Agarose gel clean up (Nina & Johan)
Based on the QIAprep II Handbook
IgG protease activity assay
Based on an experiment by [http://www.ncbi.nlm.nih.gov/pubmed/20441890 Abuknesha, et al (2010)].
Materials
- 10 ml culture tubes
- 200 ml E-flasks
- 10 ml Falcon tubes
- IPTG
- Protease dilution buffer
- Eppendorf tubes
- [http://en.wikipedia.org/wiki/McFarland_standards 0.5 McFarland standard]
- 0.05 ml 1 % BaCl2
- 9.95 ml 1 %/0.18 M H2SO4
- [http://openwetware.org/wiki/PBS Phosphate buffered saline (PBS), pH 7.4]

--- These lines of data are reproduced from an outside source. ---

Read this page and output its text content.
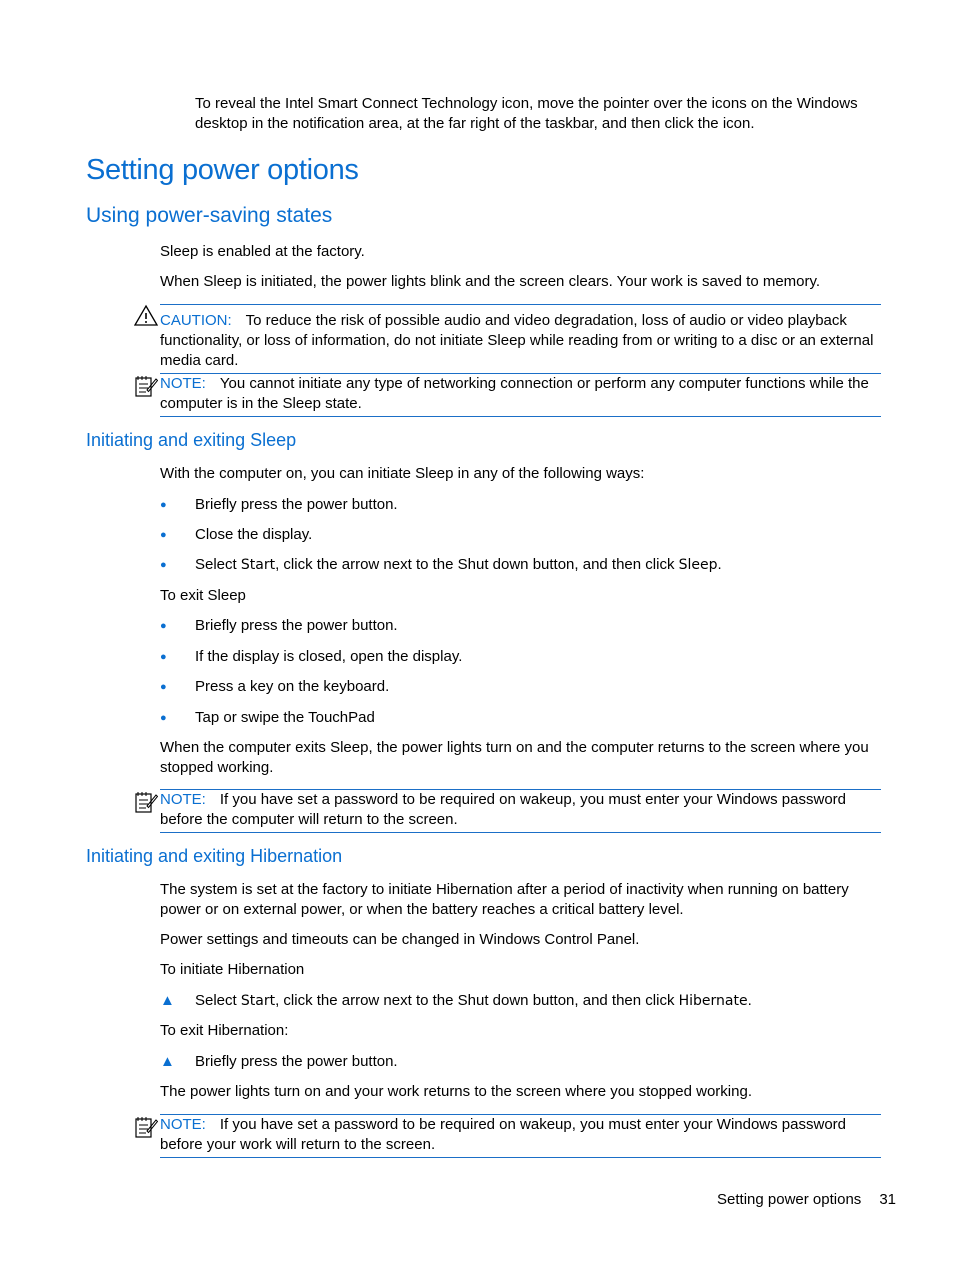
To reveal the Intel Smart Connect Technology icon, move the pointer over the icons on the Windows desktop in the notification area, at the far right of the taskbar, and then click the icon.

Setting power options
Using power-saving states

Sleep is enabled at the factory.

When Sleep is initiated, the power lights blink and the screen clears. Your work is saved to memory.

CAUTION: To reduce the risk of possible audio and video degradation, loss of audio or video playback functionality, or loss of information, do not initiate Sleep while reading from or writing to a disc or an external media card.
NOTE: You cannot initiate any type of networking connection or perform any computer functions while the computer is in the Sleep state.
Initiating and exiting Sleep

With the computer on, you can initiate Sleep in any of the following ways:

●	Briefly press the power button.
●	Close the display.
●	Select Start, click the arrow next to the Shut down button, and then click Sleep.

To exit Sleep

●	Briefly press the power button.
●	If the display is closed, open the display.
●	Press a key on the keyboard.
●	Tap or swipe the TouchPad

When the computer exits Sleep, the power lights turn on and the computer returns to the screen where you stopped working.

NOTE: If you have set a password to be required on wakeup, you must enter your Windows password before the computer will return to the screen.
Initiating and exiting Hibernation

The system is set at the factory to initiate Hibernation after a period of inactivity when running on battery power or on external power, or when the battery reaches a critical battery level.

Power settings and timeouts can be changed in Windows Control Panel.

To initiate Hibernation

▲ Select Start, click the arrow next to the Shut down button, and then click Hibernate.

To exit Hibernation:

▲ Briefly press the power button.

The power lights turn on and your work returns to the screen where you stopped working.

NOTE: If you have set a password to be required on wakeup, you must enter your Windows password before your work will return to the screen.
Setting power options 31
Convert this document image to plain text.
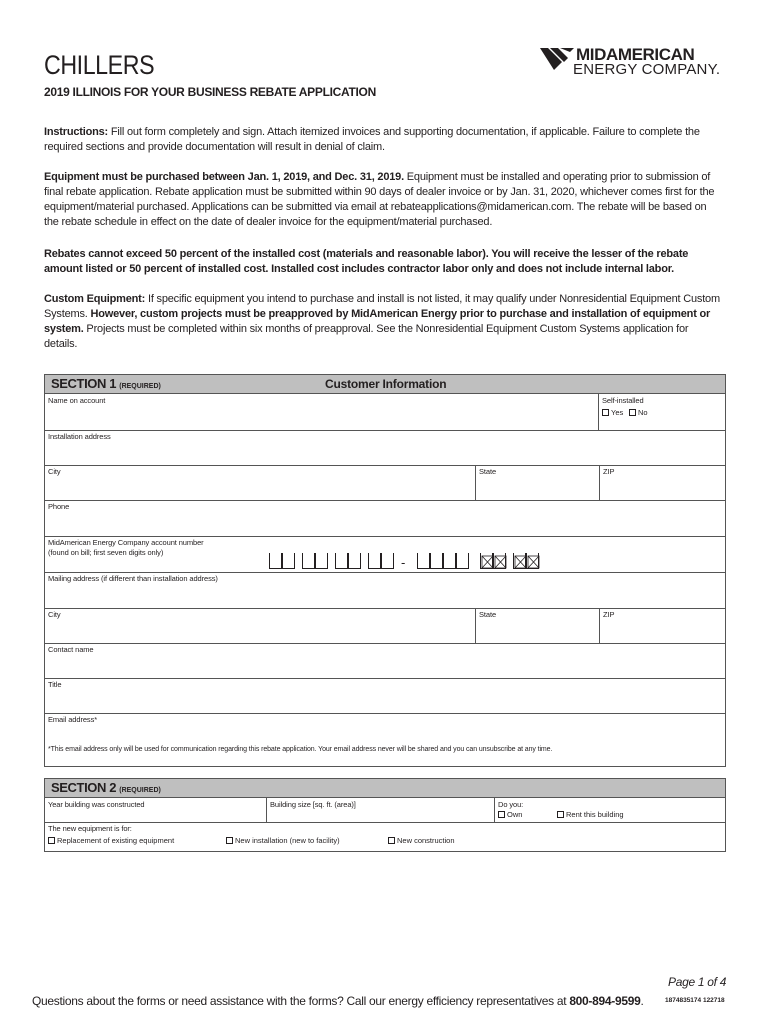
CHILLERS
2019 ILLINOIS FOR YOUR BUSINESS REBATE APPLICATION
MIDAMERICAN
ENERGY COMPANY.
Instructions: Fill out form completely and sign. Attach itemized invoices and supporting documentation, if applicable. Failure to complete the required sections and provide documentation will result in denial of claim.
Equipment must be purchased between Jan. 1, 2019, and Dec. 31, 2019. Equipment must be installed and operating prior to submission of final rebate application. Rebate application must be submitted within 90 days of dealer invoice or by Jan. 31, 2020, whichever comes first for the equipment/material purchased. Applications can be submitted via email at rebateapplications@midamerican.com. The rebate will be based on the rebate schedule in effect on the date of dealer invoice for the equipment/material purchased.
Rebates cannot exceed 50 percent of the installed cost (materials and reasonable labor). You will receive the lesser of the rebate amount listed or 50 percent of installed cost. Installed cost includes contractor labor only and does not include internal labor.
Custom Equipment: If specific equipment you intend to purchase and install is not listed, it may qualify under Nonresidential Equipment Custom Systems. However, custom projects must be preapproved by MidAmerican Energy prior to purchase and installation of equipment or system. Projects must be completed within six months of preapproval. See the Nonresidential Equipment Custom Systems application for details.
SECTION 1 (REQUIRED)	Customer Information
Name on account	Self-installed
Yes	No
Installation address
City	State	ZIP
Phone
MidAmerican Energy Company account number
(found on bill; first seven digits only)
-
Mailing address (if different than installation address)
City	State	ZIP
Contact name
Title
Email address*
*This email address only will be used for communication regarding this rebate application. Your email address never will be shared and you can unsubscribe at any time.
SECTION 2 (REQUIRED)
Year building was constructed	Building size [sq. ft. (area)]	Do you:
Own	Rent this building
The new equipment is for:
Replacement of existing equipment	New installation (new to facility)	New construction
Page 1 of 4
Questions about the forms or need assistance with the forms? Call our energy efficiency representatives at 800-894-9599.	1874835174 122718
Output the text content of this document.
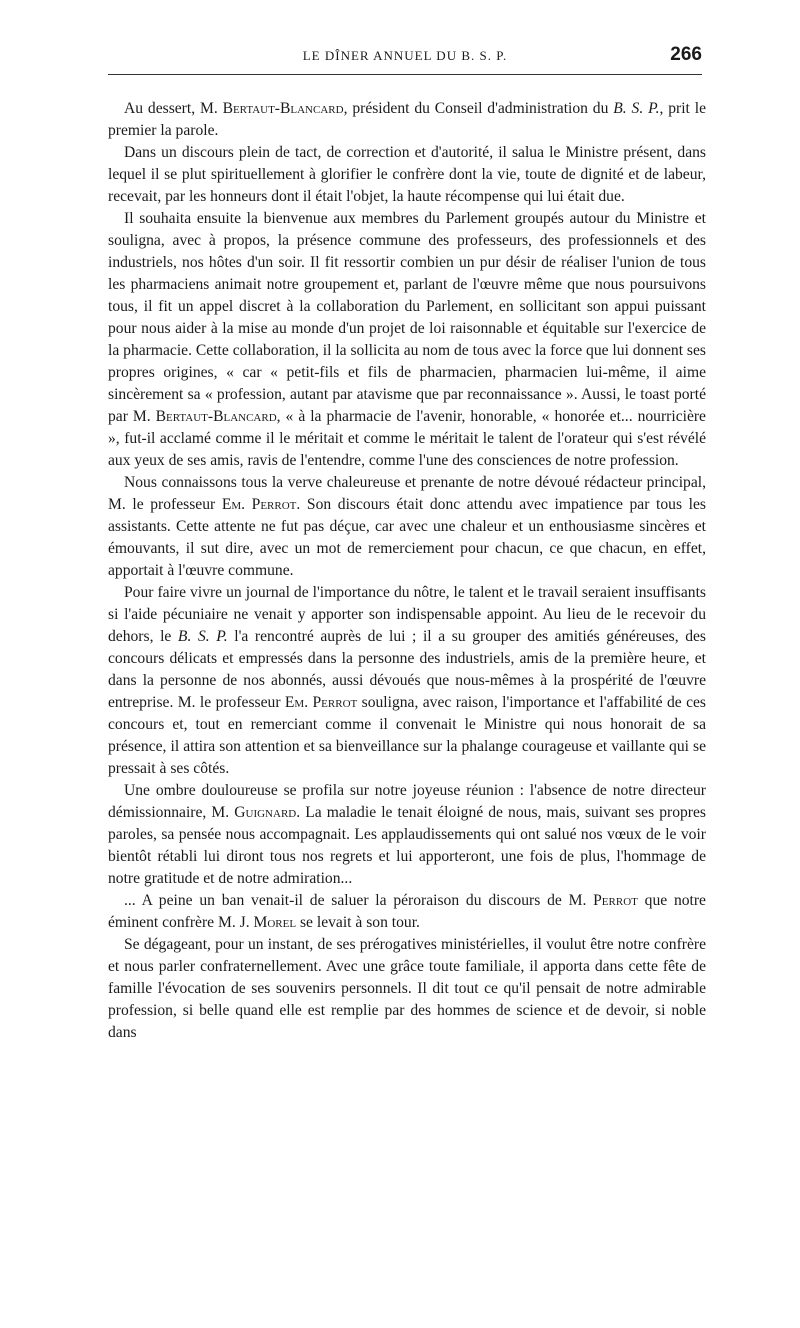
LE DÎNER ANNUEL DU B. S. P.	266

Au dessert, M. Bertaut-Blancard, président du Conseil d'administration du B. S. P., prit le premier la parole.

Dans un discours plein de tact, de correction et d'autorité, il salua le Ministre présent, dans lequel il se plut spirituellement à glorifier le confrère dont la vie, toute de dignité et de labeur, recevait, par les honneurs dont il était l'objet, la haute récompense qui lui était due.

Il souhaita ensuite la bienvenue aux membres du Parlement groupés autour du Ministre et souligna, avec à propos, la présence commune des professeurs, des professionnels et des industriels, nos hôtes d'un soir. Il fit ressortir combien un pur désir de réaliser l'union de tous les pharmaciens animait notre groupement et, parlant de l'œuvre même que nous poursuivons tous, il fit un appel discret à la collaboration du Parlement, en sollicitant son appui puissant pour nous aider à la mise au monde d'un projet de loi raisonnable et équitable sur l'exercice de la pharmacie. Cette collaboration, il la sollicita au nom de tous avec la force que lui donnent ses propres origines, « car « petit-fils et fils de pharmacien, pharmacien lui-même, il aime sincèrement sa « profession, autant par atavisme que par reconnaissance ». Aussi, le toast porté par M. Bertaut-Blancard, « à la pharmacie de l'avenir, honorable, « honorée et... nourricière », fut-il acclamé comme il le méritait et comme le méritait le talent de l'orateur qui s'est révélé aux yeux de ses amis, ravis de l'entendre, comme l'une des consciences de notre profession.

Nous connaissons tous la verve chaleureuse et prenante de notre dévoué rédacteur principal, M. le professeur Em. Perrot. Son discours était donc attendu avec impatience par tous les assistants. Cette attente ne fut pas déçue, car avec une chaleur et un enthousiasme sincères et émouvants, il sut dire, avec un mot de remerciement pour chacun, ce que chacun, en effet, apportait à l'œuvre commune.

Pour faire vivre un journal de l'importance du nôtre, le talent et le travail seraient insuffisants si l'aide pécuniaire ne venait y apporter son indispensable appoint. Au lieu de le recevoir du dehors, le B. S. P. l'a rencontré auprès de lui ; il a su grouper des amitiés généreuses, des concours délicats et empressés dans la personne des industriels, amis de la première heure, et dans la personne de nos abonnés, aussi dévoués que nous-mêmes à la prospérité de l'œuvre entreprise. M. le professeur Em. Perrot souligna, avec raison, l'importance et l'affabilité de ces concours et, tout en remerciant comme il convenait le Ministre qui nous honorait de sa présence, il attira son attention et sa bienveillance sur la phalange courageuse et vaillante qui se pressait à ses côtés.

Une ombre douloureuse se profila sur notre joyeuse réunion : l'absence de notre directeur démissionnaire, M. Guignard. La maladie le tenait éloigné de nous, mais, suivant ses propres paroles, sa pensée nous accompagnait. Les applaudissements qui ont salué nos vœux de le voir bientôt rétabli lui diront tous nos regrets et lui apporteront, une fois de plus, l'hommage de notre gratitude et de notre admiration...

... A peine un ban venait-il de saluer la péroraison du discours de M. Perrot que notre éminent confrère M. J. Morel se levait à son tour.

Se dégageant, pour un instant, de ses prérogatives ministérielles, il voulut être notre confrère et nous parler confraternellement. Avec une grâce toute familiale, il apporta dans cette fête de famille l'évocation de ses souvenirs personnels. Il dit tout ce qu'il pensait de notre admirable profession, si belle quand elle est remplie par des hommes de science et de devoir, si noble dans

- Mouse IgG-Agarose (1 mg IgG/ml) (Sigma-Aldrich)
- Anti-mouse IgG peroxidase conjugate (Sigma Aldrich)
- SureBlue™ TMB Microwell Peroxidase Substrate
Procedures
Day 0
- Set ON cultures in 5 ml LB + 100 μg/ml Amp, 37 °C, 225 rpm
- BL21 IgGp
- BL21 SOD (or other negative control)
Day 1
- Inoculate 200 μl of each ON culture (x2 for IgGp) into 20 ml fresh LB with 100 μg/ml Amp. Grow at 37 °C, 225 rpm until an OD600 of ≈0.5.
- Induce protein expression by adding IPTG to a final concentration of 0.3 mM (e.g. 60 μl 0.1 M IPTG) to one of each culture type. Leave the second IgGp culture uninduced (negative control). Continue incubation for two hours.
- Transfer cultures to 10 ml Falcon tubes and spin down cells at 4,400 x g for 10 min.
- Resuspend enough pellet in 5 ml sterile PBS to yield a cell density of 1.5 x 108 CFU ml-1 according to the McFarland standard 0.5. Make a 1000x dilution of each culture with PBS to 1.5 x 105.
- Sonicate cells and spin down cell debris at 4,400 x g for 10 min. Recover and save supernatants for protease assay.
- Uninduced IgGp
- 1.5 x 108 CFU ml-1
- 1.5 x 105 CFU ml-1
- Induced IgGp
- 1.5 x 108 CFU ml-1
- 1.5 x 105 CFU ml-1
- Induced SOD
- 1.5 x 108 CFU ml-1
- 1.5 x 105 CFU ml-1
- Uninduced IgGp
- Prepare IgG peroxidase dilutions by diluting the stock solution in PBS to 1:500 and 1:1000.
- Apply 30 μl IgG-Agarose suspension to 14 Eppendorf tubes, two for each protein extract dilution and two negative controls.
- Bind secondary antibodies by adding 100 μl anti-mouse IgG peroxidase, each dilution (1:500, 1:1000) to 7 tubes. Allow antibody binding by incubating at room temperature with tilt mixing for 30 min.
- Spin down IgG-Agarose at 13,000 x g for 3 min and wash 3 times with 200 μl PBS. Spin down again and remove supernatant.
- Add 100 μl of the protease extracts to the corresponding tubes (12 tubes). Add 100 μl PBS to the remaining two negative control tubes. Incubate at 37 °C ON (≈16 h) with tilt mixing.
Day 2
- Spin down the IgG-Agarose at 13,000 x g, 3 min. Transfer 80 μl of each supernatant (no pellet!) to new Eppendorf tubes.
- Add 100 μl Sure Blue™ peroxidase substrate solution. Incubate in room temperature and tap gently until a blue color develops (≈30 min).
- Stop reaction by adding 100 μl 1 M HCl.
- Read color intensity/absorbance at 450 nm.